Recent decisions by the Trump administration are likely to increase the number of refugees arriving in Canada, Brian Pallister told CBC Radio's The House host Chris Hall in an interview airing Saturday.
The Progressive Conservative leader said the issue should be raised tactfully. "But it must be raised. Because this is an issue, I think, that's not likely to go away," he said.
"The United States has a deserved reputation as well for being a very open society. That Statue of Liberty didn't have blinders on it, so it's important that there be some discussion about the nature of what is going on in that country in recent days and weeks."
- Manitoba boosts funds for asylum seekers, calls on Ottawa to step up
- Pallister seeks co-ordination with Ottawa to deal with refugee surge
- Listen to CBC Radio's The House
Trudeau and Trump discussed border co-operation during a phone call Thursday, but it's not clear if the issue of illegal border crossings was broached.
According to a statement issued by the White House, "President Trump emphasized the importance of working closely with Canada on cross-border issues, including implementation of his administration's actions to protect America from terrorist attacks by foreign nationals and others."
More co-operation needed, says Pallister
Pallister has said he's sent a letter to the federal government with "specific issues" he'd like Ottawa to address when it comes to handling the number of migrants crossing into Canada from the U.S.

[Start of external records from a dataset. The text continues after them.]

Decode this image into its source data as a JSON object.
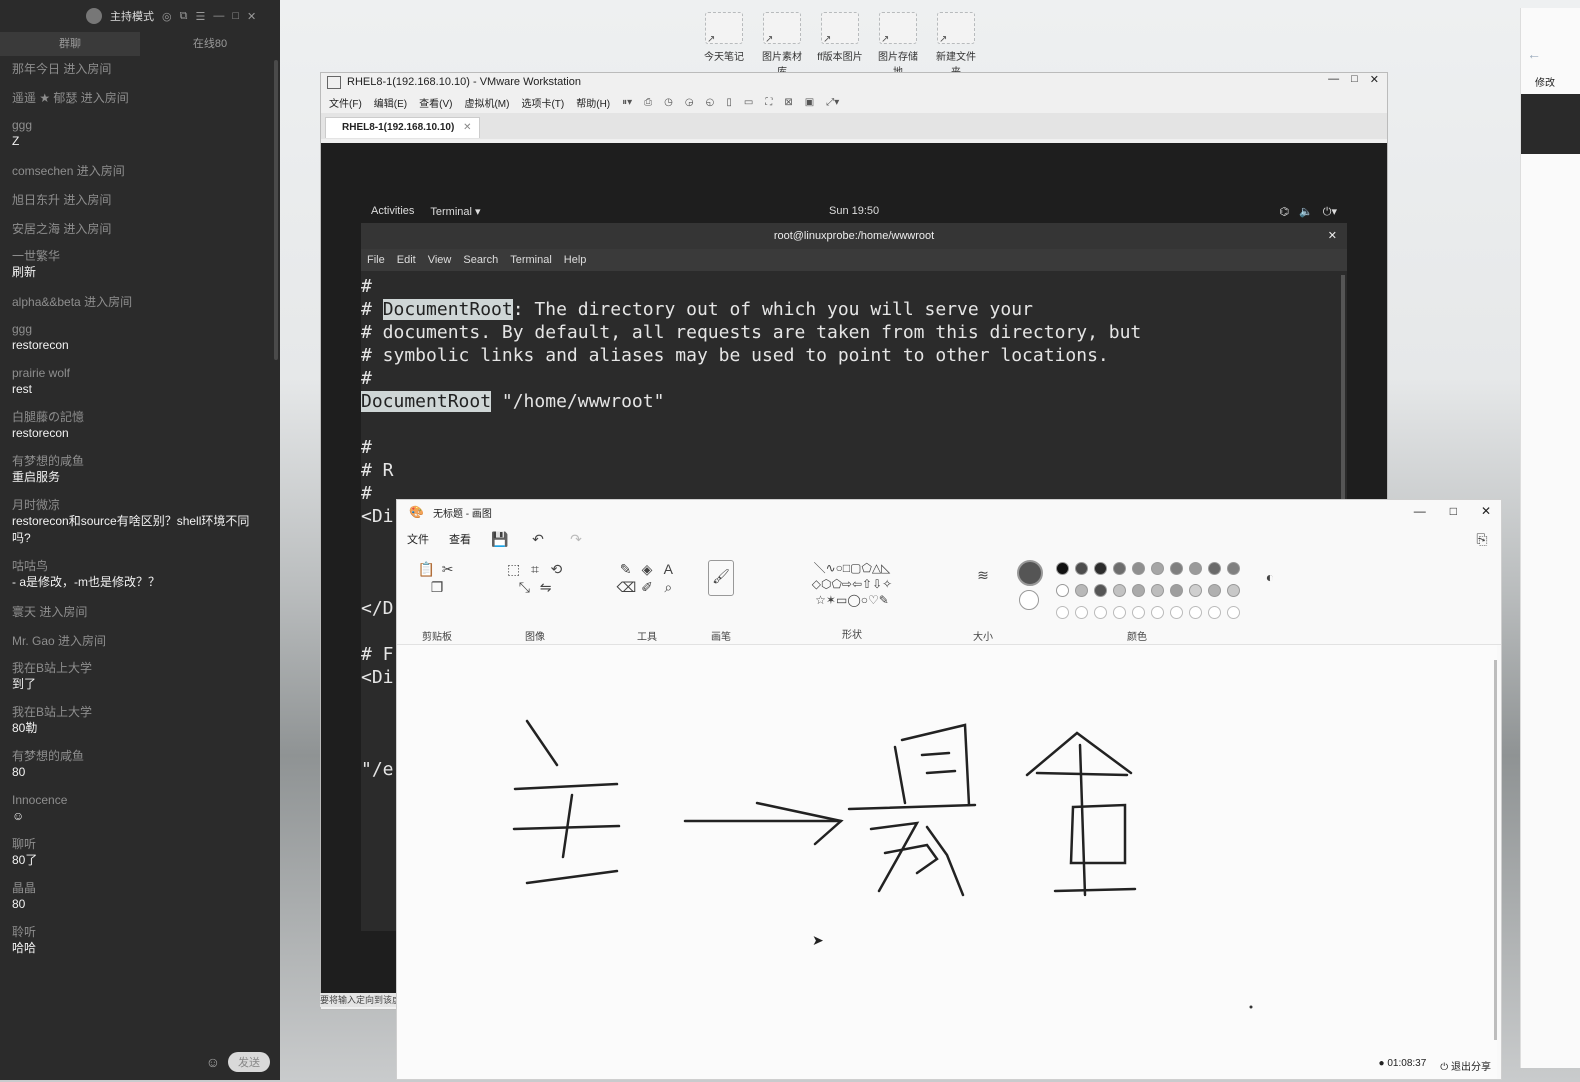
{
  "chat": {
    "title": "主持模式",
    "tabs": [
      "群聊",
      "在线80"
    ],
    "send_label": "发送",
    "messages": [
      {
        "user": "那年今日",
        "text": "",
        "join": "进入房间"
      },
      {
        "user": "遥遥 ★ 郁瑟",
        "text": "",
        "join": "进入房间"
      },
      {
        "user": "ggg",
        "text": "Z",
        "join": ""
      },
      {
        "user": "comsechen",
        "text": "",
        "join": "进入房间"
      },
      {
        "user": "旭日东升",
        "text": "",
        "join": "进入房间"
      },
      {
        "user": "安居之海",
        "text": "",
        "join": "进入房间"
      },
      {
        "user": "一世繁华",
        "text": "刷新",
        "join": ""
      },
      {
        "user": "alpha&&beta",
        "text": "",
        "join": "进入房间"
      },
      {
        "user": "ggg",
        "text": "restorecon",
        "join": ""
      },
      {
        "user": "prairie wolf",
        "text": "rest",
        "join": ""
      },
      {
        "user": "白腿藤の記憶",
        "text": "restorecon",
        "join": ""
      },
      {
        "user": "有梦想的咸鱼",
        "text": "重启服务",
        "join": ""
      },
      {
        "user": "月时微凉",
        "text": "restorecon和source有啥区别？shell环境不同吗?",
        "join": ""
      },
      {
        "user": "咕咕鸟",
        "text": " - a是修改，-m也是修改？？",
        "join": ""
      },
      {
        "user": "寰天",
        "text": "",
        "join": "进入房间"
      },
      {
        "user": "Mr. Gao",
        "text": "",
        "join": "进入房间"
      },
      {
        "user": "我在B站上大学",
        "text": "到了",
        "join": ""
      },
      {
        "user": "我在B站上大学",
        "text": "80勒",
        "join": ""
      },
      {
        "user": "有梦想的咸鱼",
        "text": "80",
        "join": ""
      },
      {
        "user": "Innocence",
        "text": "☺",
        "join": ""
      },
      {
        "user": "聊听",
        "text": "80了",
        "join": ""
      },
      {
        "user": "晶晶",
        "text": "80",
        "join": ""
      },
      {
        "user": "聆听",
        "text": "哈哈",
        "join": ""
      }
    ]
  },
  "desktop": {
    "icons": [
      "今天笔记",
      "图片素材库",
      "ff版本图片",
      "图片存储地",
      "新建文件夹"
    ]
  },
  "vmware": {
    "title": "RHEL8-1(192.168.10.10) - VMware Workstation",
    "menu": [
      "文件(F)",
      "编辑(E)",
      "查看(V)",
      "虚拟机(M)",
      "选项卡(T)",
      "帮助(H)"
    ],
    "tab": "RHEL8-1(192.168.10.10)",
    "status": "要将输入定向到该虚拟机",
    "gnome": {
      "activities": "Activities",
      "app": "Terminal ▾",
      "clock": "Sun 19:50"
    },
    "terminal": {
      "title": "root@linuxprobe:/home/wwwroot",
      "menu": [
        "File",
        "Edit",
        "View",
        "Search",
        "Terminal",
        "Help"
      ],
      "lines": [
        {
          "pre": "#",
          "hl": "",
          "post": ""
        },
        {
          "pre": "# ",
          "hl": "DocumentRoot",
          "post": ": The directory out of which you will serve your"
        },
        {
          "pre": "# documents. By default, all requests are taken from this directory, but",
          "hl": "",
          "post": ""
        },
        {
          "pre": "# symbolic links and aliases may be used to point to other locations.",
          "hl": "",
          "post": ""
        },
        {
          "pre": "#",
          "hl": "",
          "post": ""
        },
        {
          "pre": "",
          "hl": "DocumentRoot",
          "post": " \"/home/wwwroot\""
        },
        {
          "pre": "",
          "hl": "",
          "post": ""
        },
        {
          "pre": "#",
          "hl": "",
          "post": ""
        },
        {
          "pre": "# R",
          "hl": "",
          "post": ""
        },
        {
          "pre": "#",
          "hl": "",
          "post": ""
        },
        {
          "pre": "<Di",
          "hl": "",
          "post": ""
        },
        {
          "pre": "",
          "hl": "",
          "post": ""
        },
        {
          "pre": "",
          "hl": "",
          "post": ""
        },
        {
          "pre": "",
          "hl": "",
          "post": ""
        },
        {
          "pre": "</D",
          "hl": "",
          "post": ""
        },
        {
          "pre": "",
          "hl": "",
          "post": ""
        },
        {
          "pre": "# F",
          "hl": "",
          "post": ""
        },
        {
          "pre": "<Di",
          "hl": "",
          "post": ""
        },
        {
          "pre": "",
          "hl": "",
          "post": ""
        },
        {
          "pre": "",
          "hl": "",
          "post": ""
        },
        {
          "pre": "",
          "hl": "",
          "post": ""
        },
        {
          "pre": "\"/e",
          "hl": "",
          "post": ""
        }
      ]
    }
  },
  "paint": {
    "title": "无标题 - 画图",
    "menu": [
      "文件",
      "查看"
    ],
    "groups": [
      "剪贴板",
      "图像",
      "工具",
      "画笔",
      "形状",
      "大小",
      "颜色"
    ],
    "status": {
      "timer": "01:08:37",
      "share": "退出分享"
    },
    "colors_row1": [
      "#111111",
      "#4d4d4d",
      "#2c2c2c",
      "#6d6d6d",
      "#8f8f8f",
      "#a6a6a6",
      "#7f7f7f",
      "#9a9a9a",
      "#6a6a6a",
      "#808080"
    ],
    "colors_row2": [
      "#ffffff",
      "#b8b8b8",
      "#555555",
      "#c2c2c2",
      "#aaaaaa",
      "#bdbdbd",
      "#9e9e9e",
      "#cfcfcf",
      "#b0b0b0",
      "#c8c8c8"
    ],
    "accent": "#1e1e1e"
  },
  "browser_sliver": {
    "text": "修改"
  }
}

"We're not suggesting that it be the best way to seek entry into a country. No one is suggesting that. But the reality is people are coming here. They are crossing fields in the middle of winter at great risk to themselves because they are hopeful this is their future," he said.
The premier said he's also trying to co-ordinate talks with his counterparts in neighbouring North Dakota and Minnesota to talk more about what needs to happen on both sides of the border.
"Minnesota, of course, is home to a significant population of Somalis who have escaped hopelessness, as they view it, in their own country of origin. They have contacts here and those connections tell me the likelihood of an additional influx from Minneapolis-Saint Paul continues to be very real," he said.
On Thursday, Pallister's government announced more aid for refugees, while pushing the federal government to better co-ordinate and communicate with the provinces.
"This is not likely a problem or a challenge that is going to go away very soon, so we need to co-ordinate our approaches," he said.